Neural progenitor cells from the proximal colons of patients with Hirschsprung disease divided and formed neurons and glia in their own distal aganglionic colon tissue, according to a study published in the January issue of Cellular and Molecular Gastroenterology and Hepatology.
The approach could lead to “a promising therapeutic strategy” for Hirschsprung disease, because autologous transplantation of nerve progenitor cells would prevent immune rejection, said Dr. Benjamin Rollo of Murdoch Children’s Research Institute in Victoria, Australia, and his associates. But they cautioned against reading too much into their findings, “as there are distributional hurdles to surmount” before cell therapy can be used alone or in combination with surgery.
Hirschsprung disease is a congenital disorder in which embryonic neural crest cells fail to form the distal part of the enteric nervous system. The resulting lack of bowel motility leads to severe constipation and potentially fatal megacolon. Treatment involves surgically resecting the aganglionic distal bowel and anastomosing the normal proximal bowel to the anorectum, but this approach itself can cause constipation as well as fecal soiling, the investigators noted (Cell Molec Gastroenterol Hepatol. 2015 Oct. 22 [doi: 10.1016/j.jcmgh.2015.09.007]).

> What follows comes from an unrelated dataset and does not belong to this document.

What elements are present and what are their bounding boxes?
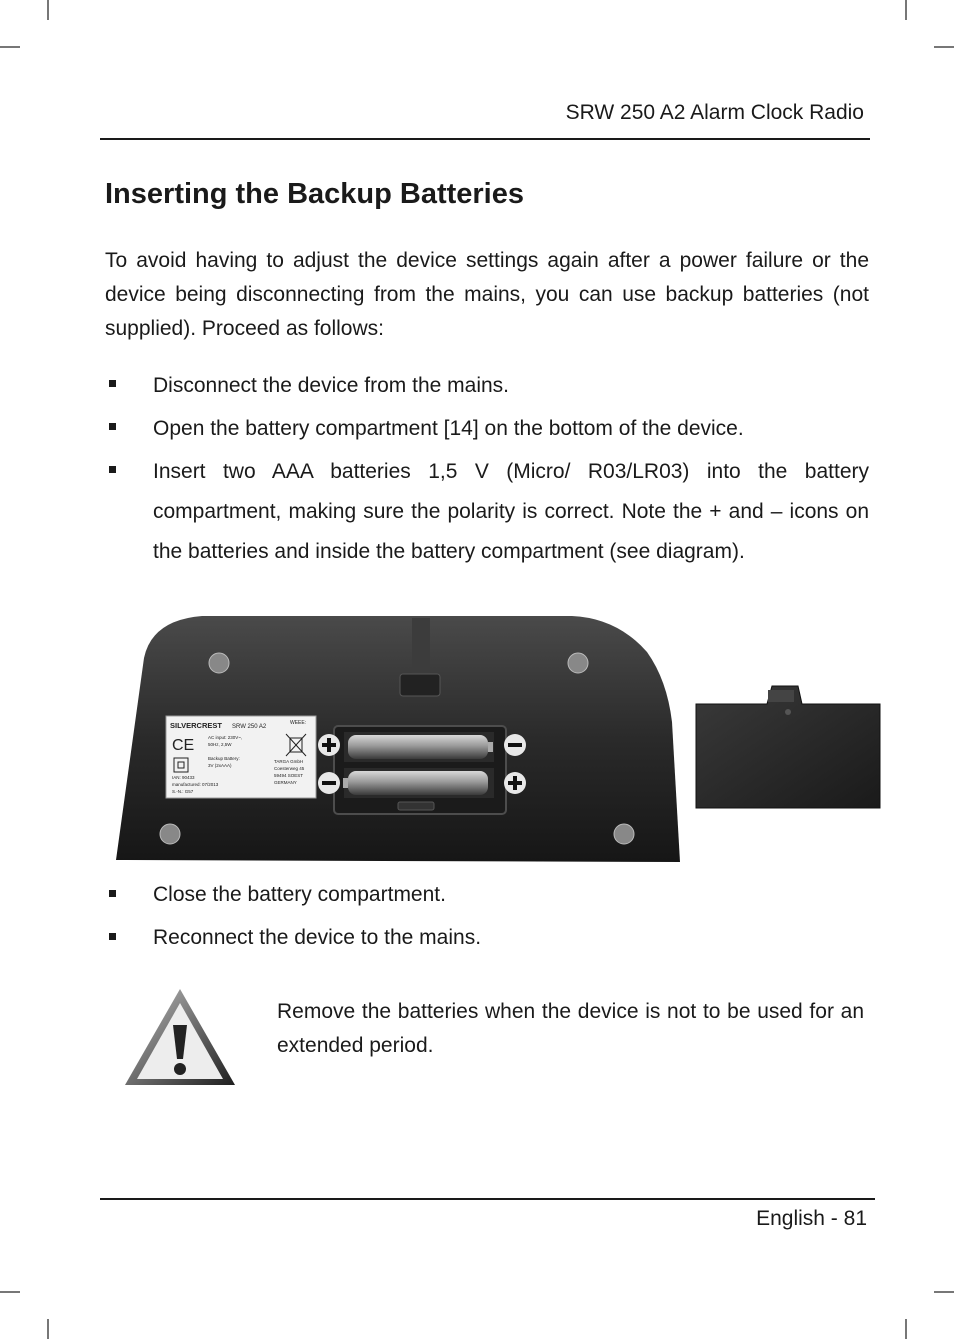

For the study, they harvested tissue from the proximal (neuronal) and distal (aneuronal) margins of resection of the colons of 31 infants and children with Hirschsprung disease. They cultured cells from the myenteric plexus of the proximal colon, and separated out nerve cells by using flow cytometry for the p75 neural crest marker. To test whether these nerve cells could colonize aganglionic colon, they co-cultured them with aneural avian embryo gut and with patients’ own aneuronal colon muscle. In addition, they co-cultured embryonic mouse enteric nernous system cells with human aneuronal colon muscle. They used quantitative reverse transcriptase PCR and several other standard laboratory techniques to detect cellular markers and mitosis.
Ganglia from the patients’ proximal colons expressed the neural crest markers p75, SOX10, and HNK1, as well as several neuronal, neurite, and glial markers, the researchers reported. The proximal colon specimens also contained ENS progenitor cells, which were SOX10-positive but lacked neuronal or glial markers. The progenitor cells comprised less than 5% of all cells from the proximal colon, but proliferated fourfold more after supplementation with CHIR-99021, a selective inhibitor of glycogen synthase kinase 3. They successfully colonized avian aneural embryonic gut and autologous postnatal aneuronal colon tissue, and the latter also was colonized successfully by mouse enteric neural crest cells.

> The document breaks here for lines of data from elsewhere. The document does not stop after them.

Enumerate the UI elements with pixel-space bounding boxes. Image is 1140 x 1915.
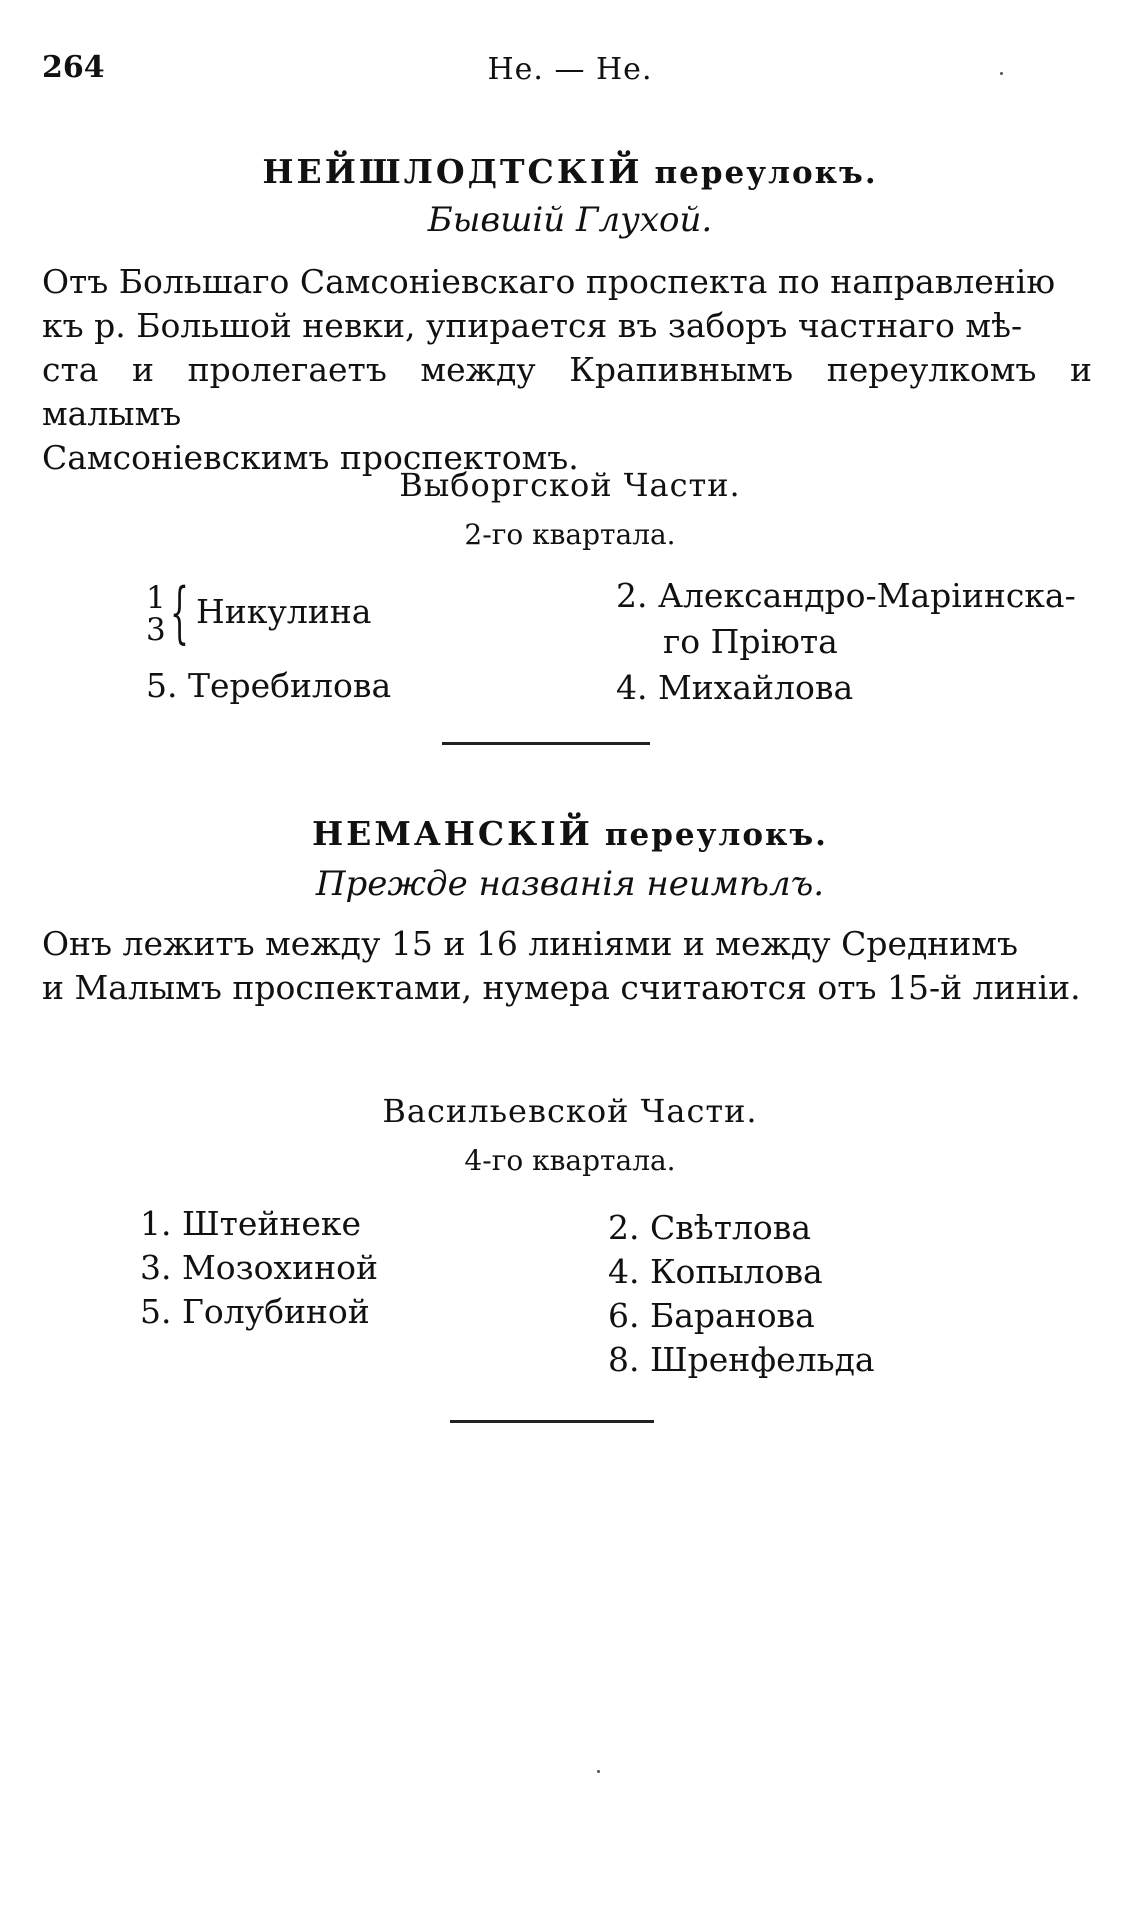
house-entry: 4. Михайлова [616,668,854,707]
district-heading: Васильевской Части. [382,1092,758,1130]
house-number: 3 [146,612,166,648]
street-description [42,260,1092,480]
house-entry: 4. Копылова [608,1252,823,1291]
page-number: 264 [42,50,105,85]
district-heading: Выборгской Части. [399,466,741,504]
house-entry: 2. Александро-Маріинска- [616,576,1076,615]
quarter-heading: 2-го квартала. [464,518,676,551]
former-name: Прежде названія неимѣлъ. [315,864,825,904]
street-kind: переулокъ. [654,155,878,191]
street-description [42,922,1092,1010]
entry-title [0,814,1140,853]
former-name: Бывшій Глухой. [427,200,713,240]
house-entry: 1. Штейнеке [140,1204,362,1243]
street-name: НЕМАНСКІЙ [312,814,593,853]
description-line: ста и пролегаетъ между Крапивнымъ переулкомъ и малымъ [42,350,1092,433]
brace-numbers [146,582,166,646]
brace-house-group [146,574,406,652]
house-entry: 5. Голубиной [140,1292,370,1331]
description-line: къ р. Большой невки, упирается въ заборъ частнаго мѣ- [42,306,1023,345]
print-speck [597,1770,600,1773]
description-line: Онъ лежитъ между 15 и 16 линіями и между Среднимъ [42,924,1018,963]
house-entry: 8. Шренфельда [608,1340,875,1379]
entry-title [0,152,1140,191]
description-line: и Малымъ проспектами, нумера считаются отъ 15-й линіи. [42,968,1081,1007]
house-entry: 6. Баранова [608,1296,815,1335]
street-kind: переулокъ. [604,817,828,853]
brace-glyph: { [170,574,189,651]
house-owner: Никулина [196,592,372,631]
street-name: НЕЙШЛОДТСКІЙ [262,152,643,191]
house-entry: 5. Теребилова [146,666,392,705]
description-line: Отъ Большаго Самсоніевскаго проспекта по направленію [42,262,1056,301]
section-divider [450,1420,654,1423]
section-divider [442,742,650,745]
description-line: Самсоніевскимъ проспектомъ. [42,438,579,477]
house-number: 1 [146,580,166,616]
running-head: Не. — Не. [487,52,653,87]
house-entry: 2. Свѣтлова [608,1208,812,1247]
print-speck [1000,72,1003,75]
quarter-heading: 4-го квартала. [464,1144,676,1177]
house-entry: 3. Мозохиной [140,1248,378,1287]
house-entry: го Пріюта [663,622,838,661]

The study “fulfilled three key requirements” for transplantation – harvesting enteric nervous system cells from the proximal colons of patients with Hirschsprung disease; confirming that postnatal aneuronal colon tissue could support an enteric nervous system; and showing that enteric nervous system–derived cells could colonize both embryonic gut and autologous postnatal colon tissue, said the researchers. More work is needed to sufficiently expand embryonic neural crest stem or progenitor cells and transplant them over a large area of colon, although supplementation with growth factors and use of elastic polymer substrates might help, they added.
The National Health and Medical Research Council, Murdoch Children’s Research Institute, Graham Burke and Yvonne Spencer, the Federation of Chinese Associations, Fonds du Service de chirurgie pédiatrique et de Perfectionnement du CHUV, Fondation SICPA, and Société Académique Vaudoise funded the study. The researchers disclosed no conflicts of interest.